We had our daughters 3rd and 4th birthday parties at the park. That way the kids could just play the whole time, eat and open gifts.

You can also buy bulk size crafts at www.orientaltrading.com and www.birthdayexpress.com if you want to have them sit and do crafts.


----------



## butterflykisses4 (Oct 16, 2007)

the leafs are turning here. We bought a hay bale and dropped 6 toys into it the kids had a BLAST! SO funny seeing them hunting for it. Also we did a balloon toss water baloons, made pumpkin into faces with yarn and googly eyes and such, bought the fake spider webbing and had each kid build thier own spiders web. We have done pasted tissue onto glass baby food jars for cute decopage (SP) vases. Get a bunch of old mismatched socks and have apuppet show. take old paper towel rolls and make them into prioncess wands. buy cheap flip flops (on sale here at joanns) and have them make princess slippers. hope this helps!


----------



## Ell-Bell (Nov 16, 2002)

I love that ribbon hunt idea!

I also think that having bubbles, etc is a good idea. Sometimes just having things for them to play with is enough- and your craft sounds great!


----------



## LaughingHyena (May 4, 2004)

Carrying beanbags on a spoon is quite good for little ones. Also setting up targets/baskets to throw beanbags into.

A scavenger hunt, you draw up a list of items for the children to find around the garden, eg a fallen leaf, pebble, something smaller than their hand, something green etc.

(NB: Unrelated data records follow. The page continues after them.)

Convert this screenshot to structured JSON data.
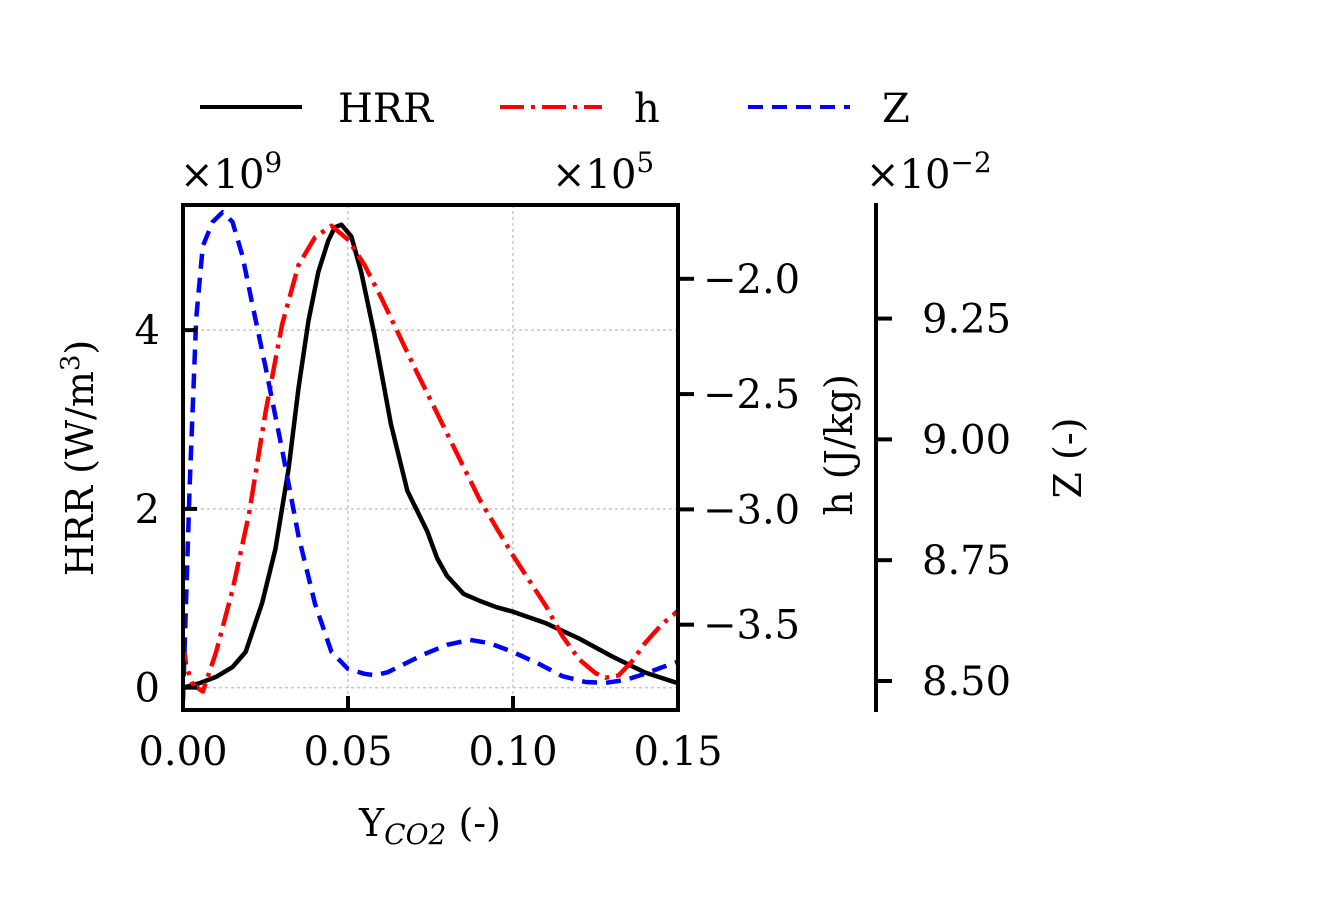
{
  "chart_data": {
    "type": "line",
    "xlabel": "Y",
    "xlabel_sub": "CO2",
    "xlabel_suffix": " (-)",
    "xlim": [
      0.0,
      0.15
    ],
    "x_ticks": [
      0.0,
      0.05,
      0.1,
      0.15
    ],
    "x_tick_labels": [
      "0.00",
      "0.05",
      "0.10",
      "0.15"
    ],
    "grid": true,
    "legend_position": "top",
    "axes": [
      {
        "id": "hrr",
        "label": "HRR (W/m",
        "label_sup": "3",
        "label_suffix": ")",
        "multiplier_base": "×10",
        "multiplier_exp": "9",
        "ylim": [
          -0.25,
          5.4
        ],
        "ticks": [
          0,
          2,
          4
        ],
        "tick_labels": [
          "0",
          "2",
          "4"
        ]
      },
      {
        "id": "h",
        "label": "h (J/kg)",
        "multiplier_base": "×10",
        "multiplier_exp": "5",
        "ylim": [
          -3.87,
          -1.68
        ],
        "ticks": [
          -3.5,
          -3.0,
          -2.5,
          -2.0
        ],
        "tick_labels": [
          "−3.5",
          "−3.0",
          "−2.5",
          "−2.0"
        ]
      },
      {
        "id": "z",
        "label": "Z (-)",
        "multiplier_base": "×10",
        "multiplier_exp": "−2",
        "ylim": [
          8.44,
          9.485
        ],
        "ticks": [
          8.5,
          8.75,
          9.0,
          9.25
        ],
        "tick_labels": [
          "8.50",
          "8.75",
          "9.00",
          "9.25"
        ]
      }
    ],
    "series": [
      {
        "name": "HRR",
        "axis": "hrr",
        "color": "#000000",
        "dash": "solid",
        "x": [
          0.0,
          0.005,
          0.01,
          0.015,
          0.019,
          0.024,
          0.028,
          0.032,
          0.035,
          0.038,
          0.041,
          0.044,
          0.046,
          0.048,
          0.051,
          0.054,
          0.058,
          0.063,
          0.068,
          0.074,
          0.077,
          0.08,
          0.085,
          0.09,
          0.095,
          0.1,
          0.11,
          0.12,
          0.13,
          0.14,
          0.15
        ],
        "y": [
          0.0,
          0.05,
          0.12,
          0.23,
          0.4,
          0.95,
          1.55,
          2.45,
          3.35,
          4.1,
          4.65,
          5.0,
          5.15,
          5.18,
          5.05,
          4.65,
          3.95,
          2.95,
          2.2,
          1.75,
          1.45,
          1.25,
          1.05,
          0.97,
          0.9,
          0.85,
          0.72,
          0.55,
          0.35,
          0.17,
          0.05
        ]
      },
      {
        "name": "h",
        "axis": "h",
        "color": "#ff0000",
        "dash": "dashdot",
        "x": [
          0.0,
          0.001,
          0.003,
          0.006,
          0.01,
          0.015,
          0.02,
          0.025,
          0.03,
          0.035,
          0.04,
          0.045,
          0.05,
          0.055,
          0.06,
          0.07,
          0.08,
          0.09,
          0.1,
          0.11,
          0.115,
          0.12,
          0.125,
          0.128,
          0.132,
          0.136,
          0.14,
          0.145,
          0.15
        ],
        "y": [
          -3.57,
          -3.68,
          -3.76,
          -3.79,
          -3.62,
          -3.35,
          -3.02,
          -2.58,
          -2.2,
          -1.94,
          -1.82,
          -1.77,
          -1.83,
          -1.94,
          -2.08,
          -2.38,
          -2.67,
          -2.96,
          -3.2,
          -3.42,
          -3.55,
          -3.65,
          -3.71,
          -3.73,
          -3.72,
          -3.66,
          -3.58,
          -3.5,
          -3.44
        ]
      },
      {
        "name": "Z",
        "axis": "z",
        "color": "#0000ff",
        "dash": "dashed",
        "x": [
          0.0,
          0.002,
          0.004,
          0.006,
          0.009,
          0.012,
          0.015,
          0.018,
          0.021,
          0.025,
          0.03,
          0.035,
          0.04,
          0.045,
          0.05,
          0.055,
          0.058,
          0.062,
          0.067,
          0.073,
          0.08,
          0.087,
          0.093,
          0.1,
          0.108,
          0.115,
          0.122,
          0.128,
          0.134,
          0.14,
          0.145,
          0.15
        ],
        "y": [
          8.46,
          8.9,
          9.25,
          9.4,
          9.45,
          9.47,
          9.45,
          9.38,
          9.28,
          9.15,
          8.98,
          8.8,
          8.66,
          8.56,
          8.525,
          8.515,
          8.512,
          8.518,
          8.535,
          8.555,
          8.575,
          8.585,
          8.578,
          8.56,
          8.535,
          8.51,
          8.498,
          8.496,
          8.502,
          8.515,
          8.528,
          8.54
        ]
      }
    ]
  }
}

Another way is to give each child an empty egg box and they try to find something to fill each little container.

Nature bracelets, wrap a piece of sticky tape, sticky side out round the child's wrist. They decorate it by sticking on things found around the garden.

You could set up a trail to follow making arrows on the ground from sticks or pebbles or drawing in chalk.


----------